Esta página resume três leituras sobre o tamanho e a dinâmica do ativo em relação a um grupo de instituições comparáveis. Em cada aba há a definição da métrica, como interpretar o gráfico e ressalvas metodológicas.
Dados: arquivos CSV em data/extracao_*.csv (série trimestral). Peers: média aritmética das
instituições listadas, exceto o Banco Master.
Alavancagem aqui é o quociente ativo total ÷ patrimônio líquido, por trimestre. Indica quantas vezes o ativo é maior que o PL: valores mais altos significam mais ativos financiados por cada R$ de capital próprio (estrutura mais alavancada em sentido contábil).
O eixo horizontal mostra os trimestres (formato 1T24, 2T24…). O vertical é a alavancagem em “vezes”. A linha em vermelho escuro é o Banco Master; a linha em cinza é a média dos peers no mesmo trimestre. Pontos faltantes ou distorções podem surgir se o PL for muito baixo ou negativo em algum período.
Os dados revelam que o Banco Master opera com uma estrutura de capital significativamente mais agressiva que seus pares. Enquanto a média do mercado mantém uma alavancagem linear e previsível entre 11x e 12x, o Master apresenta forte volatilidade, atingindo picos próximos a 17x (como no 3T23 e 1T24). Isso indica um modelo de expansão acelerado e fortemente financiado por capital de terceiros, o que maximiza o potencial de retorno sobre o patrimônio (ROE), mas eleva a exposição ao risco frente a oscilações macroeconômicas.
A média dos peers não é ponderada pelo tamanho do ativo de cada banco. O universo de instituições segue o que está nos CSVs. O indicador é sensível ao denominador (PL); interpretações exigem consistência dos dados trimestrais.
Para cada instituição, o ativo total é reescalado para um índice: o menor trimestre da amostra recebe valor 100; os trimestres seguintes mostram a evolução percentual relativa a essa referência. Assim dá para comparar a trajetória do tamanho do ativo sem depender da unidade absoluta.
O título indica qual trimestre foi usado como referência (100). O eixo vertical é o índice em %. A linha vermelha é o Banco Master; a cinza, a média dos peers. A linha tracejada horizontal em 100 marca a base. Crescimento acima de 100 indica ativo maior do que no trimestre de referência.
A série histórica demonstra um ganho de market share contínuo e acelerado por parte do Banco Master. Ao neutralizar a diferença de tamanho absoluto inicial entre as instituições, fica evidente que o Master multiplicou seu balanço em mais de 5 vezes na janela analisada (ultrapassando o índice 500 no 4T24). Em contrapartida, a média dos concorrentes apresentou um crescimento conservador e puramente orgânico, acumulando uma expansão na faixa de apenas 30% a 40% no mesmo período.
O índice depende do trimestre inicial da amostra: outra janela temporal mudaria a base. Não incorpora ajustes de risco ou composição do ativo. A média dos peers permanece não ponderada.
Para cada trimestre, utiliza-se a variável Asset Growth (%) dos dados: taxa percentual de crescimento do ativo. O gráfico traça a série do Banco Master e a média dos peers, e acrescenta linhas de tendência obtidas por regressão linear sobre o tempo (ordem dos trimestres), para suavizar a direção geral da série.

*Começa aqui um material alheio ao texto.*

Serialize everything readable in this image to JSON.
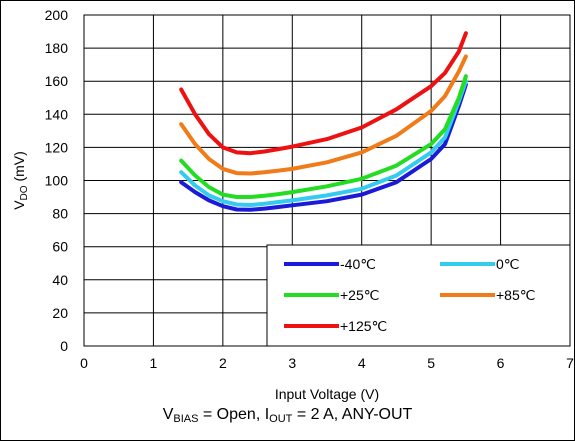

Linhas contínuas em laranja (Master) e cinza (média dos peers) são os valores observados por trimestre. As linhas tracejadas na mesma cor família são as tendências estimadas. A legenda pode aparecer à direita do gráfico; o eixo vertical é o crescimento do ativo em %.
A análise trimestre a trimestre detalha a mecânica por trás da expansão do Master. A instituição sustenta taxas atípicas para o setor, com saltos expressivos que chegaram a bater 24% de crescimento em um único trimestre (2T24). Em nítido contraste, a média dos peers gravita de forma estável abaixo da marca de 5%. A alta volatilidade e os picos na linha do Master geralmente sugerem estratégias de crescimento inorgânico, como aquisições de carteiras ou captações institucionais de grande volume, distanciando-se do ritmo compassado do varejo tradicional.
Regressão linear não implica causalidade nem prevê trimestres futuros. Outliers trimestrais puxam a tendência. A média dos peers trata todos os bancos com o mesmo peso. Eventos únicos (fusões, mudanças contábeis) podem distorcer taxas de crescimento.